Gazprom CEO Alexei Miller has issued a stark warning about the future of the European gas market. Speaking at the St. Petersburg International Gas Forum, Miller highlighted the rising volatility in gas prices and the possibility of new price shocks and supply disruptions. He attributed these risks to Europe’s ongoing “deindustrialization,” a result of high energy prices that make European industries less competitive compared to global counterparts.
According to Miller, gas demand in the EU and the UK dropped by 11 billion cubic meters in the first nine months of 2024. Key sectors like steel, cement, and chemicals have been hit hard, with some industries seeing a 10% production decline over the past year and a half. The situation has forced many industrial enterprises to shut down or relocate production, particularly in Germany.
Miller also noted that energy costs in Europe are 2-3 times higher than in the U.S., while gas prices are 4-5 times higher. This cost disparity is making it difficult for European companies to remain competitive on the global stage.
Looking forward, Gazprom expects global gas demand to reach 5.7 trillion cubic meters by 2050, driven by population growth and digitalization. Most of this growth will come from countries like China, India, and Russia, with demand in the Global South also rising.
For the U.S., Miller pointed out a slowdown in gas production due to depleting shale deposits and rising domestic demand.

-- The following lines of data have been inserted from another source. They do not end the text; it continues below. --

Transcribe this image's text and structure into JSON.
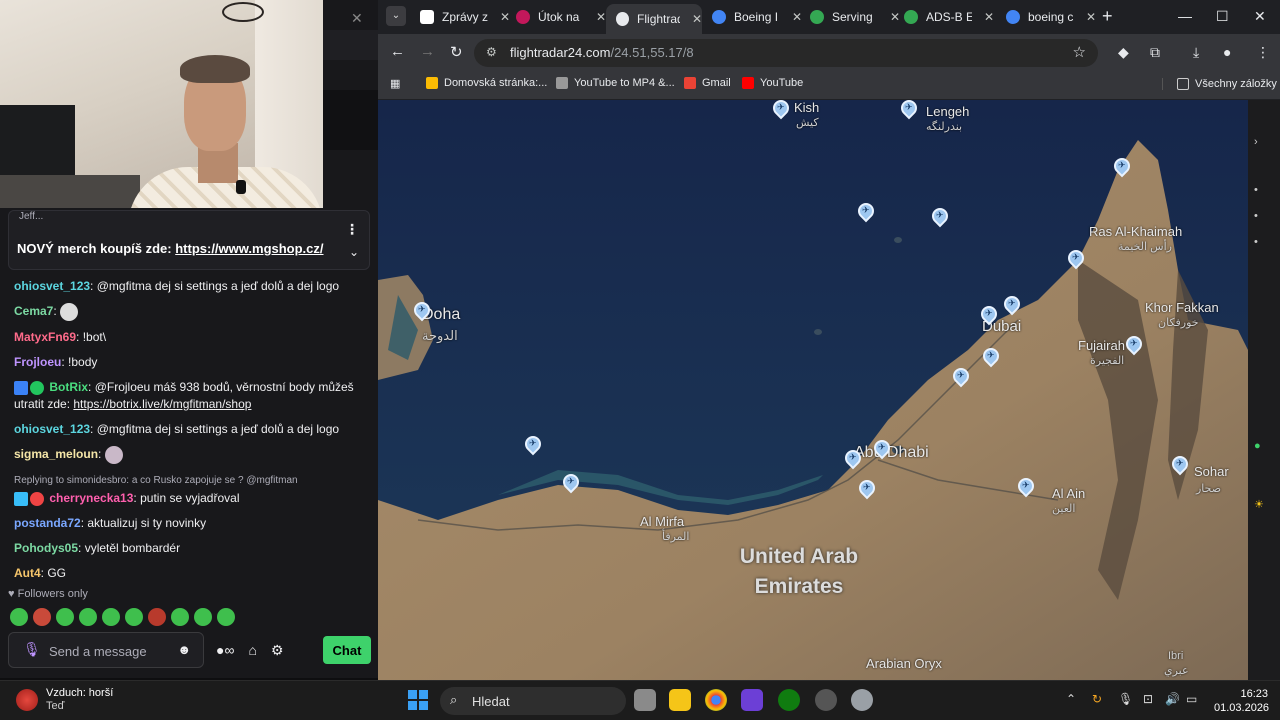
{
  "chat": {
    "pinned_partial": "Jeff...",
    "pinned_message": "NOVÝ merch koupíš zde:",
    "pinned_link": "https://www.mgshop.cz/",
    "messages": [
      {
        "user": "ohiosvet_123",
        "color": "#5cd6e0",
        "text": "@mgfitma dej si settings a jeď dolů a dej logo"
      },
      {
        "user": "Cema7",
        "color": "#7cd9a3",
        "text": ""
      },
      {
        "user": "MatyxFn69",
        "color": "#ff6b8b",
        "text": "!bot\\"
      },
      {
        "user": "Frojloeu",
        "color": "#bf94ff",
        "text": "!body"
      },
      {
        "user": "BotRix",
        "color": "#4ade80",
        "text": "@Frojloeu máš 938 bodů, věrnostní body můžeš utratit zde:",
        "link": "https://botrix.live/k/mgfitman/shop"
      },
      {
        "user": "ohiosvet_123",
        "color": "#5cd6e0",
        "text": "@mgfitma dej si settings a jeď dolů a dej logo"
      },
      {
        "user": "sigma_meloun",
        "color": "#f5e6a8",
        "text": ""
      },
      {
        "user": "cherrynecka13",
        "color": "#ff5fae",
        "reply_to": "Replying to simonidesbro: a co Rusko zapojuje se ? @mgfitman",
        "text": "putin se vyjadřoval"
      },
      {
        "user": "postanda72",
        "color": "#7aa7ff",
        "text": "aktualizuj si ty novinky"
      },
      {
        "user": "Pohodys05",
        "color": "#7cd9a3",
        "text": "vyletěl bombardér"
      },
      {
        "user": "Aut4",
        "color": "#f5c56b",
        "text": "GG"
      }
    ],
    "followers_only": "Followers only",
    "input_placeholder": "Send a message",
    "chat_button": "Chat"
  },
  "browser": {
    "tabs": [
      {
        "title": "Zprávy z",
        "color": "#ffffff"
      },
      {
        "title": "Útok na",
        "color": "#c2185b"
      },
      {
        "title": "Flightrad",
        "color": "#e8eaed"
      },
      {
        "title": "Boeing I",
        "color": "#4285f4"
      },
      {
        "title": "Serving",
        "color": "#34a853"
      },
      {
        "title": "ADS-B E",
        "color": "#34a853"
      },
      {
        "title": "boeing c",
        "color": "#4285f4"
      }
    ],
    "url_host": "flightradar24.com",
    "url_path": "/24.51,55.17/8",
    "bookmarks": [
      "Domovská stránka:...",
      "YouTube to MP4 &...",
      "Gmail",
      "YouTube"
    ],
    "all_bookmarks": "Všechny záložky"
  },
  "map": {
    "labels": {
      "kish": "Kish",
      "kish_ar": "كيش",
      "lengeh": "Lengeh",
      "lengeh_ar": "بندرلنگه",
      "doha": "Doha",
      "doha_ar": "الدوحة",
      "ras": "Ras Al-Khaimah",
      "ras_ar": "رأس الخيمة",
      "khor": "Khor Fakkan",
      "khor_ar": "خورفكان",
      "dubai": "Dubai",
      "fujairah": "Fujairah",
      "fujairah_ar": "الفجيرة",
      "abudhabi": "Abu Dhabi",
      "alain": "Al Ain",
      "alain_ar": "العين",
      "sohar": "Sohar",
      "sohar_ar": "صحار",
      "almirfa": "Al Mirfa",
      "almirfa_ar": "المرفأ",
      "uae": "United Arab Emirates",
      "oryx": "Arabian Oryx",
      "ibri": "Ibri",
      "ibri_ar": "عبري"
    }
  },
  "taskbar": {
    "weather_title": "Vzduch: horší",
    "weather_sub": "Teď",
    "search": "Hledat",
    "time": "16:23",
    "date": "01.03.2026"
  }
}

Interestingly, the U.S. is increasing gas imports from Canada, indicating that even the world’s largest producer of gas is facing supply challenges.
Miller emphasized that Russia sees new opportunities in partnerships with global organizations like BRICS, which could shape the future of the gas market.
Russia’s Finance Minister Anton Siluanov recently said that Russia was moving towards reducing its share of volatile income and reducing Russia’s dependence on oil and gas.